Just modify the configurations a bit as follows:
upstream a_b_testing {
ip_hash;
server 127.0.0.1:8080 weight=50;
server 127.0.0.1:3000 weight=50;
}
...
What did we learn ?
A/B testing is great for maintaining a great customer's experience. It's very straightforward to run an A/B test with NGINX using split_client module.
With the split_client module we can either split the traffic between two entirely different applications or within the same application by replacing HTML parts of the application using SSI.
Depending how simple your use-case is, you could run an A/B test using NGINX weight flag, if you set an upstream server to 20 and the other one to 80, it will be considered in percentage, that means that one app will receive 20% of the traffic and the other one will receive 80%. Caution - it's important to use ip_hash directive, to let NGINX know that the weight of the upstream servers will be considered by the hash string made from the client's IP address, to ensure sticky sessions for each unique visitor, this will ensure these clients will receive the same server / app the next time they visit.
We learned the fundamentals of how an A/B test in NGINX works, if you understand this, it will be fairly simple to understand how this works on Kubernetes - I'll create a tutorial for this too. Kubernetes only abstract some of the core concepts here and make it a bit simpler to deploy.
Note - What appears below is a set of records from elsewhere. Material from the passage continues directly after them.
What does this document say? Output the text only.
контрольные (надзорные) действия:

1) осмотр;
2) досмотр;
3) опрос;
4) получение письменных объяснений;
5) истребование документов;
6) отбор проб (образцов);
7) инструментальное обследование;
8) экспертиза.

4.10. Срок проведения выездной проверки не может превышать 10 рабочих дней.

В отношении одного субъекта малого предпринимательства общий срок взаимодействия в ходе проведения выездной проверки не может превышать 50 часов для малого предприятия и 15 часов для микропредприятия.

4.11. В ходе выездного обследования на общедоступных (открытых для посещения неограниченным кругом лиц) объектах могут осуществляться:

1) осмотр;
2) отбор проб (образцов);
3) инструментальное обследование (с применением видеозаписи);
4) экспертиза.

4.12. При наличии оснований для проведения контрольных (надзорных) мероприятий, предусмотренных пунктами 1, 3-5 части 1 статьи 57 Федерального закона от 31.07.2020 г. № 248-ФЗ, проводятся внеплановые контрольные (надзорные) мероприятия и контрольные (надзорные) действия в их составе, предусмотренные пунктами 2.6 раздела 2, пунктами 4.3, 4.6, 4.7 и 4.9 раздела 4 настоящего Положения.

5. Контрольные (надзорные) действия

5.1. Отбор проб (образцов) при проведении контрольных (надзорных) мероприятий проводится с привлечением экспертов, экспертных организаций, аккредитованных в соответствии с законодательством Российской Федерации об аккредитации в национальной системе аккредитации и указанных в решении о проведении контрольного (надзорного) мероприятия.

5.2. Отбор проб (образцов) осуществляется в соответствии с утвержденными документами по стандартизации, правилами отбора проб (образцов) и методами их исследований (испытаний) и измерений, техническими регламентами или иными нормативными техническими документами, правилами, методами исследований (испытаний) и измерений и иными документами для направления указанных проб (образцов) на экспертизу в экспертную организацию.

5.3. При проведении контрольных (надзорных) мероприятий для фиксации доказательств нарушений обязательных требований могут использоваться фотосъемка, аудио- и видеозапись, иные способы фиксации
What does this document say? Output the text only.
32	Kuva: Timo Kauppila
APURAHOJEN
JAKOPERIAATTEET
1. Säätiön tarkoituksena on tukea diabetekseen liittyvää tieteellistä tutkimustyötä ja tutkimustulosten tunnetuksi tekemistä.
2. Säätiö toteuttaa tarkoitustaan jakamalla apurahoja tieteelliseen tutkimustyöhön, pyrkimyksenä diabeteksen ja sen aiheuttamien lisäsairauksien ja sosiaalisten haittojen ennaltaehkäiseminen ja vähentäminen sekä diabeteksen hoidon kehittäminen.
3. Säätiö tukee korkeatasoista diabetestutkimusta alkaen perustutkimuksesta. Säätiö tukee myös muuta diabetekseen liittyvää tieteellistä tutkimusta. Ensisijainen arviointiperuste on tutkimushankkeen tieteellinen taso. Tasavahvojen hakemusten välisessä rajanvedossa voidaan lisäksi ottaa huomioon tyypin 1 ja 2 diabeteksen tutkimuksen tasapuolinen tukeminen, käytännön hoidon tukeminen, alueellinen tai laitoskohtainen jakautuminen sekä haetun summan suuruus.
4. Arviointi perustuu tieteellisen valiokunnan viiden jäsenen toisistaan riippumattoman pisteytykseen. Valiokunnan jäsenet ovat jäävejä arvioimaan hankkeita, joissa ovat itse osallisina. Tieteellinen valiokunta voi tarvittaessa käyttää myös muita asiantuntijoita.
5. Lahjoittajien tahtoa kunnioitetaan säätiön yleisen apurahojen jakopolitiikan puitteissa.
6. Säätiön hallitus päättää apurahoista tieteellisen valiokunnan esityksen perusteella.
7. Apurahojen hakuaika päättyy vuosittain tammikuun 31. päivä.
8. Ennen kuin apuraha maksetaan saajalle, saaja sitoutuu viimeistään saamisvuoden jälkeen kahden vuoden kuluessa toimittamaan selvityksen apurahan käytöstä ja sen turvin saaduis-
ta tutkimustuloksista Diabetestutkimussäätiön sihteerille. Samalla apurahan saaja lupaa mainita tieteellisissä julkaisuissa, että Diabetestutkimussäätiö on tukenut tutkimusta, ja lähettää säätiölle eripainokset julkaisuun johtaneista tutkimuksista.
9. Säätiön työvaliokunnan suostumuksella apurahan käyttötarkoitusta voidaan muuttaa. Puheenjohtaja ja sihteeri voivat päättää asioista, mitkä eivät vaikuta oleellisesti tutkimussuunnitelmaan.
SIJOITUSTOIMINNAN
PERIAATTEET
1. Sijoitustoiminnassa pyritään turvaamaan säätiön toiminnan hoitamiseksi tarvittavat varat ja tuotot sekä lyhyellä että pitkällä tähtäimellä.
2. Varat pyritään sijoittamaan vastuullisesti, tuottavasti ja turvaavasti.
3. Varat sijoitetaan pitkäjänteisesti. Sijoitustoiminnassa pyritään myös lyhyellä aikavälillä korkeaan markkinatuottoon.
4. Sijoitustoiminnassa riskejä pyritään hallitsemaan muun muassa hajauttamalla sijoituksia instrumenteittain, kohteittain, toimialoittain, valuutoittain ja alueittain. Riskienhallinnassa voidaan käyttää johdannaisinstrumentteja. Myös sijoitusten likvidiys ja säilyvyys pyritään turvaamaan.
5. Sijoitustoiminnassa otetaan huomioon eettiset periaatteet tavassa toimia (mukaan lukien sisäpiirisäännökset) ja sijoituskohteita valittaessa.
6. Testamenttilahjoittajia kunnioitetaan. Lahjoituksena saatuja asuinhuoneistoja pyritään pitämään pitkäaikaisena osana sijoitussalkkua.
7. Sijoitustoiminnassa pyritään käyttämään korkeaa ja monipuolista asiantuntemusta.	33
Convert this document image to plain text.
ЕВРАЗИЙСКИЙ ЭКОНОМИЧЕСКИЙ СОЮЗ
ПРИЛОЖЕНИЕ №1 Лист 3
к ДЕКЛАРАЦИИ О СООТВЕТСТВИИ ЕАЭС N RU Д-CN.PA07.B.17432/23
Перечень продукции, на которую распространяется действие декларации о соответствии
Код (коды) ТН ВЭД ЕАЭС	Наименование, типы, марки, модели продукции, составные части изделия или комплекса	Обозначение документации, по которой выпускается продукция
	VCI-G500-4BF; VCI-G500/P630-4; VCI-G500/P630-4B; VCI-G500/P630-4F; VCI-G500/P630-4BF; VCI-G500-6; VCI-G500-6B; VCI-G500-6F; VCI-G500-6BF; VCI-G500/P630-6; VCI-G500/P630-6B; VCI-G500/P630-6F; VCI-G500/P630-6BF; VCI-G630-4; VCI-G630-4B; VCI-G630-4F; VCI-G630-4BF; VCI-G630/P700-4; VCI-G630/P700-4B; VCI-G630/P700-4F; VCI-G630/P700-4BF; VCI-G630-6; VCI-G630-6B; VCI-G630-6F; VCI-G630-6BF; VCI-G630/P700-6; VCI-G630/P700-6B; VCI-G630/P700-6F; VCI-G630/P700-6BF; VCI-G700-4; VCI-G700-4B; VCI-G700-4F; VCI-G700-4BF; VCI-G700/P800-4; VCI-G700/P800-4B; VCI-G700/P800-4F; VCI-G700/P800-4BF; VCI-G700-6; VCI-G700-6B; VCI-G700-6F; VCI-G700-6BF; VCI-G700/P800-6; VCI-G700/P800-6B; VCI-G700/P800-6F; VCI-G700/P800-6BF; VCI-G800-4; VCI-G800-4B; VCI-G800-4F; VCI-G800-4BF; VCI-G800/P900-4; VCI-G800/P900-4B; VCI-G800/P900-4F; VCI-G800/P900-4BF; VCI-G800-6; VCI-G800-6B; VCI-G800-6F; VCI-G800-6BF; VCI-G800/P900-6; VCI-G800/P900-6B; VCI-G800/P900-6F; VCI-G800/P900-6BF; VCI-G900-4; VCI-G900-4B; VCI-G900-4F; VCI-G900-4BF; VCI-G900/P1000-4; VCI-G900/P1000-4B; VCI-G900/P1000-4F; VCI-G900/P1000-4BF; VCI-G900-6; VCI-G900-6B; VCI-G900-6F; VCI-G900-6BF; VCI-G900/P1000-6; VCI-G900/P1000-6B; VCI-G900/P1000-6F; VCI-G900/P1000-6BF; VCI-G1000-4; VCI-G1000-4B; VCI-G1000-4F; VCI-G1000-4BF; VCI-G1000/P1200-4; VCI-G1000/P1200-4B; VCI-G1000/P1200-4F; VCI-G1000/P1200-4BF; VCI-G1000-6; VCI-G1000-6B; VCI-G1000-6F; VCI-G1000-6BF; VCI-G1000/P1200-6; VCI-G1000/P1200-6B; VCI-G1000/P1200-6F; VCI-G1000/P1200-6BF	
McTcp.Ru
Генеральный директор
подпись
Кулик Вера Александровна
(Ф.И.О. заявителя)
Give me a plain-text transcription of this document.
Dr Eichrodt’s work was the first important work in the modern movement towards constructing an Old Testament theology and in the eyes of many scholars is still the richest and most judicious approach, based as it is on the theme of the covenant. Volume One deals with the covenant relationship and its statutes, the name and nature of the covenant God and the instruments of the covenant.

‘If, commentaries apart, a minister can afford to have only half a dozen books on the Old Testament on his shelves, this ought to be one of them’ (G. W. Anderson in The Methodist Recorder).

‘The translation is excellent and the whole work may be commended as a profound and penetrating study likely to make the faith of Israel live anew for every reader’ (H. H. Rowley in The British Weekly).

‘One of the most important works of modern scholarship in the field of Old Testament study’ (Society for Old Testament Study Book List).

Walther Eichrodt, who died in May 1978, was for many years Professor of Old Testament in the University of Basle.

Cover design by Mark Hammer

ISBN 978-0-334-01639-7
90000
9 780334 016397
Additionally, you can see how split_client module isn't just good for A/B testing, rather it is also good for Canary deployments, where you want to shift a smaller portion of the traffic just to verify the new version of the application truly works before you shift the entire traffic, to minimize the damage.
(For simplicity and readability purposes I didn't include flags like proxy timeouts etc, note that those are necessary for the production environment and you don't want to rely on nginx default configurations, so make sure you research about the proper value before applying those configurations to production).